The chapters in this edited volume feature the work of senior and junior scholars from the fields of communication, journalism, and political science employing content analytic, experimental, survey, historical, and rhetorical research methodologies. Analyses of the rise of the 24-hour news cycle, the range of partisan news sources, and the role of social media algorithms in political campaigns yield insights for our media and information ecosystems. A key theme across these chapters is how right-wing channels and communications help and hinder partisan fragmentation, a condition whereby novice elected officials create personal conservative brands, appeal to the base through partisan media, and complicate senior leadership’s ability to engage in bargaining, compromise, and deal-making. This volume interrogates conservative media and messaging to track where these processes came from, how they functioned in the 2016 U.S. presidential campaign, and where they may be going in the future.

This book will interest scholars and upper-level students of political communication, media and politics, and political science, as well as readers invested in today’s political media landscape in the United States.

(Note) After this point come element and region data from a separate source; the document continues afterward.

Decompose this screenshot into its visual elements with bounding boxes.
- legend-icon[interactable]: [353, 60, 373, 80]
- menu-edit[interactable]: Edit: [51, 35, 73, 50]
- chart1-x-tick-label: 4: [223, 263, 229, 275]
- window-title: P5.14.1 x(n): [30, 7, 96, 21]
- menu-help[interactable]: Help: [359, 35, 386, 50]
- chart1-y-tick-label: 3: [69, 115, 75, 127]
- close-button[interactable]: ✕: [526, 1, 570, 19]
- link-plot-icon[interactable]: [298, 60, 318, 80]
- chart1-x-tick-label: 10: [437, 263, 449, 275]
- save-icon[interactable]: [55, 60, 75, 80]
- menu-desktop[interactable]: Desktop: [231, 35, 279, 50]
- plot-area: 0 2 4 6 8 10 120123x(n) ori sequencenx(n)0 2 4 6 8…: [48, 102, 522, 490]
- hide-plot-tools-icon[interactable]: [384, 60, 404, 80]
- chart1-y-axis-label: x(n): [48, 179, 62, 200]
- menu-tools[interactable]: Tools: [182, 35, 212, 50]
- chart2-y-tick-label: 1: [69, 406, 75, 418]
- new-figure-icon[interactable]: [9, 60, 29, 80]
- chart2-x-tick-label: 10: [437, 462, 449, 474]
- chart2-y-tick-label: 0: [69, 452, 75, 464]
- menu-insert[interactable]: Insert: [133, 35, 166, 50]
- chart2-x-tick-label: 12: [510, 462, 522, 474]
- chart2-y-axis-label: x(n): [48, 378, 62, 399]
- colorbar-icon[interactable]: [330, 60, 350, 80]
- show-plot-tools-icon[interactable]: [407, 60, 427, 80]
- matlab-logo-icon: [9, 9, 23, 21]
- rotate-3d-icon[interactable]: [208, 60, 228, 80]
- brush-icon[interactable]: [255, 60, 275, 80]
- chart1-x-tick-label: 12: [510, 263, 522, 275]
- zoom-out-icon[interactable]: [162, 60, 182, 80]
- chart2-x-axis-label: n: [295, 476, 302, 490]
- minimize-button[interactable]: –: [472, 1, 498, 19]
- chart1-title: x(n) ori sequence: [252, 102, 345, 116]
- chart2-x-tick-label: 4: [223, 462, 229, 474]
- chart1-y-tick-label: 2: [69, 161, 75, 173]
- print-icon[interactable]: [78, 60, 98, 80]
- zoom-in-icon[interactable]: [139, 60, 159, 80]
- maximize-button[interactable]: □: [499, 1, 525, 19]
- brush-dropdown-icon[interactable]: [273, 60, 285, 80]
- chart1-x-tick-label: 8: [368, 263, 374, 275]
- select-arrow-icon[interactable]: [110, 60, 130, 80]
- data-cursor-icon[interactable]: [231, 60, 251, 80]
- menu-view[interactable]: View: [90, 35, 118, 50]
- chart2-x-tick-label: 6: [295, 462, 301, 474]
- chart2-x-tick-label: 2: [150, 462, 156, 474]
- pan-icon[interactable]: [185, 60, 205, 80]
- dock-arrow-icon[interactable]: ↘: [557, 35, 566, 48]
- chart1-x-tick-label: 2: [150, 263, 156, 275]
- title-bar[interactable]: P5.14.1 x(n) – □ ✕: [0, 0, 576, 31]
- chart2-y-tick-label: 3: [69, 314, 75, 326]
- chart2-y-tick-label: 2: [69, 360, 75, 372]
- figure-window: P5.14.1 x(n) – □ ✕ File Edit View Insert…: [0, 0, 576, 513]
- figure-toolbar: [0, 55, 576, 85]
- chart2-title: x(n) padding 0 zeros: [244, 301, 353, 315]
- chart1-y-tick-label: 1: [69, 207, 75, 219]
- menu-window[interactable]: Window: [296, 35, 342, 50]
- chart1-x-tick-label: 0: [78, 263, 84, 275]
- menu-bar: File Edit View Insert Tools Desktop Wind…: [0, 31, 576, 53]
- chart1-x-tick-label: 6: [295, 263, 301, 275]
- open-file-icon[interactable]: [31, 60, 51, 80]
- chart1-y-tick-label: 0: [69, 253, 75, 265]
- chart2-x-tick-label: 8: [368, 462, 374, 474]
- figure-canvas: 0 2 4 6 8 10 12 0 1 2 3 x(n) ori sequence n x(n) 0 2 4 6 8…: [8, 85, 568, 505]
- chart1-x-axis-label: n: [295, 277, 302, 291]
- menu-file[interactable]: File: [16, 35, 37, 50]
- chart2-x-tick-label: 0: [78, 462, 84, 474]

Sharon E. Jarvis is Professor, Department of Communication Studies, and Associate Director of Research at the Annette Strauss Institute for Civic Life at the University of Texas at Austin. Her books include Votes That Count and Voters Who Don’t: How Journalists Sideline Electoral Participation (Without Even Knowing It) (with Soo-Hye Han), Political Keywords: Using Language that Uses Us (with Roderick P. Hart, Deborah Smith-Howell, and William Jennings), and Talk of the Party: Political Labels, Symbolic Capital & American Life. Her research focuses on political language, partisan communication, and persuasion.